Autrement dit, la Sarl G plaide pour une lecture centrée sur la production d’un immeuble neuf, non sur la qualité du (ou des) porteur(s) successif(s) de l’engagement.

 

La Cour de cassation vient de rejeter le pourvoi, confirmant l'interprétation stricte du dispositif légal retenue par la Cour d'appel de Colmar.

 

Cette position s'appuie sur une analyse textuelle  de l'article 1594-0 G CGI.

 

  • La Haute juridiction a d'abord rappelé les conditions d'application de l'exonération prévue à l'article 1594-0 G-I, soulignant que celle-ci était réservée aux acquisitions réalisées par des personnes assujetties à la TVA prenant l'engagement d'effectuer les travaux de construction dans le délai imparti. Cette exigence de qualité de l'acquéreur constitue une condition substantielle du dispositif, qui ne saurait être éludée par des montages juridiques ultérieurs.
  • Concernant les modalités de transmission de l'engagement prévues au paragraphe II du même article, la Cour a souligné que la reprise de l'engagement par un acquéreur ultérieur constituait une faculté strictement encadrée. Cette transmission n'est possible qu'au profit d'un acquéreur lui-même assujetti à la TVA, condition qui participe de la cohérence du dispositif fiscal et de son objectif de soutien aux opérateurs professionnels du secteur immobilier.

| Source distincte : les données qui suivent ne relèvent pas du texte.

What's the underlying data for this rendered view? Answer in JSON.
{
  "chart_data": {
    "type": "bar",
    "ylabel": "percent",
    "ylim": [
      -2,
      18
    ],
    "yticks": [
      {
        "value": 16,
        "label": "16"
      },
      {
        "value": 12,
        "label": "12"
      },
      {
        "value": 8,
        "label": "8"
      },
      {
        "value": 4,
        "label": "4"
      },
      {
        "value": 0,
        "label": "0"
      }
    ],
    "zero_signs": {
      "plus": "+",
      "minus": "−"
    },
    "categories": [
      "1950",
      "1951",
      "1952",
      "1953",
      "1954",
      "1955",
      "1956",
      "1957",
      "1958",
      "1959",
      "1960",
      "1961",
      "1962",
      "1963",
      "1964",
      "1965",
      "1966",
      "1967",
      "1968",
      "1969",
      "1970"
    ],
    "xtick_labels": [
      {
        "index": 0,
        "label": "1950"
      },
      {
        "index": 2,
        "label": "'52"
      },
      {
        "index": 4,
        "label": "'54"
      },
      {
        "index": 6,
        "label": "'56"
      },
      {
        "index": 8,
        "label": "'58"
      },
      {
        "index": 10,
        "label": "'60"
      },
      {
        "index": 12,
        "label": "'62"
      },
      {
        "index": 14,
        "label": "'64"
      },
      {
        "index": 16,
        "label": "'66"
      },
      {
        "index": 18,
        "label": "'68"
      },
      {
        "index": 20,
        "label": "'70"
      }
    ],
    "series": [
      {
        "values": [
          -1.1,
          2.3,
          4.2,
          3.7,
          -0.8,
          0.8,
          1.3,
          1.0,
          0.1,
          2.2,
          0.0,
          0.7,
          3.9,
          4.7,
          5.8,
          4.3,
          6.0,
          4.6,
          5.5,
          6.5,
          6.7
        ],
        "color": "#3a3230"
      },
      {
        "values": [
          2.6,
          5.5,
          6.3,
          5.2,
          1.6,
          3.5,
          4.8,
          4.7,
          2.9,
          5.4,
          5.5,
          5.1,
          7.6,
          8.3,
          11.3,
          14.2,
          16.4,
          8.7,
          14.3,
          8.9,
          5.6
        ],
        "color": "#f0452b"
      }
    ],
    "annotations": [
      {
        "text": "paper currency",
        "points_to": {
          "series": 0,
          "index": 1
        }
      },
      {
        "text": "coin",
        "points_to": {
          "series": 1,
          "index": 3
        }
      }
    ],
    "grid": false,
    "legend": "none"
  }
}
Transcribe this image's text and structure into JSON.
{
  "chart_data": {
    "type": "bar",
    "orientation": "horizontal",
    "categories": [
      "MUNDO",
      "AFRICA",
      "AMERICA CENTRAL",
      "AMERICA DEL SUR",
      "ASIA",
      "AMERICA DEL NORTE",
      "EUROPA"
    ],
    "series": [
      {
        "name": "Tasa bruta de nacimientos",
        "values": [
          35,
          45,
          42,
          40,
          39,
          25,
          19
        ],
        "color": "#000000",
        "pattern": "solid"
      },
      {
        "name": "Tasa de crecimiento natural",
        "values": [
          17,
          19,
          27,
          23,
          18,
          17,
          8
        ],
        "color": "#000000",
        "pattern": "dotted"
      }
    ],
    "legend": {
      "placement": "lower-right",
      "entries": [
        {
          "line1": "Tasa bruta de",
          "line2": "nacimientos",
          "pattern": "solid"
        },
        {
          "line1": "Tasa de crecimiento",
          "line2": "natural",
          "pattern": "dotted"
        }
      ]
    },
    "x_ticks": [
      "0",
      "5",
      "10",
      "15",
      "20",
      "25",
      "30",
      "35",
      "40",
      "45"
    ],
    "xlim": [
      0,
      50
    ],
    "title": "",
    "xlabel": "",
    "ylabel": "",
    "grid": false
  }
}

La Cour a considéré que la Cour d'appel avait exactement déduit de la cession de vingt-deux parcelles à des acquéreurs non qualifiés que la société Ferme Quirin ne pouvait conserver le bénéfice de l'exonération pour cette fraction de l'opération.

 

Reprenant mot pour mot la construction de l’arrêt de la Cour d'appel de Colmar, la haute juridiction énonce que :

  • l’exonération vise les « acquisitions successives par des personnes mentionnées au I », c’est-à-dire exclusivement des assujettis 

  • la société requérante ayant cédé vingt-deux parcelles à des non-assujettis, ou à un assujetti sans reprise d’engagement, elle ne saurait conserver le bénéfice de l’exonération à proportion de ces surfaces.

 

TL;DR

 

La Cour, fidèle à une lecture littérale, réaffirme trois principes :

  • L’exonération est personnelle et conditionnelle. Ce n’est pas l’achèvement matériel de l’immeuble qui déclenche la consolidation de l’avantage, mais la combinaison de la qualité d’assujetti (TVA) et de la preuve des travaux à une date donnée. Toute chaîne de titulaires doit être homogène à cet égard.
  • La cession partielle d’un ensemble immobilier fractionne le régime. Chaque lot suit le sort de son acquéreur. En pratique, la moindre vente à un non-assujetti, même minoritaire, entraîne la reprise de droits sur ce périmètre.
  • La reprise expresse dans l’acte est impérative. Le silence vaut défaut de reprise, peu importe les intentions ultérieures.

Pour les opérateurs (marchands de biens, foncières, aménageurs), l’enseignement est double :

  • la clause de reprise doit être négociée et rédigée avec soin, sous peine d’alourdir le coût de cession ;

  • lorsqu’il est envisagé de vendre à des non-assujettis ou de « panacher », une simulation des droits d’enregistrement doit être intégrée à l’équation financière.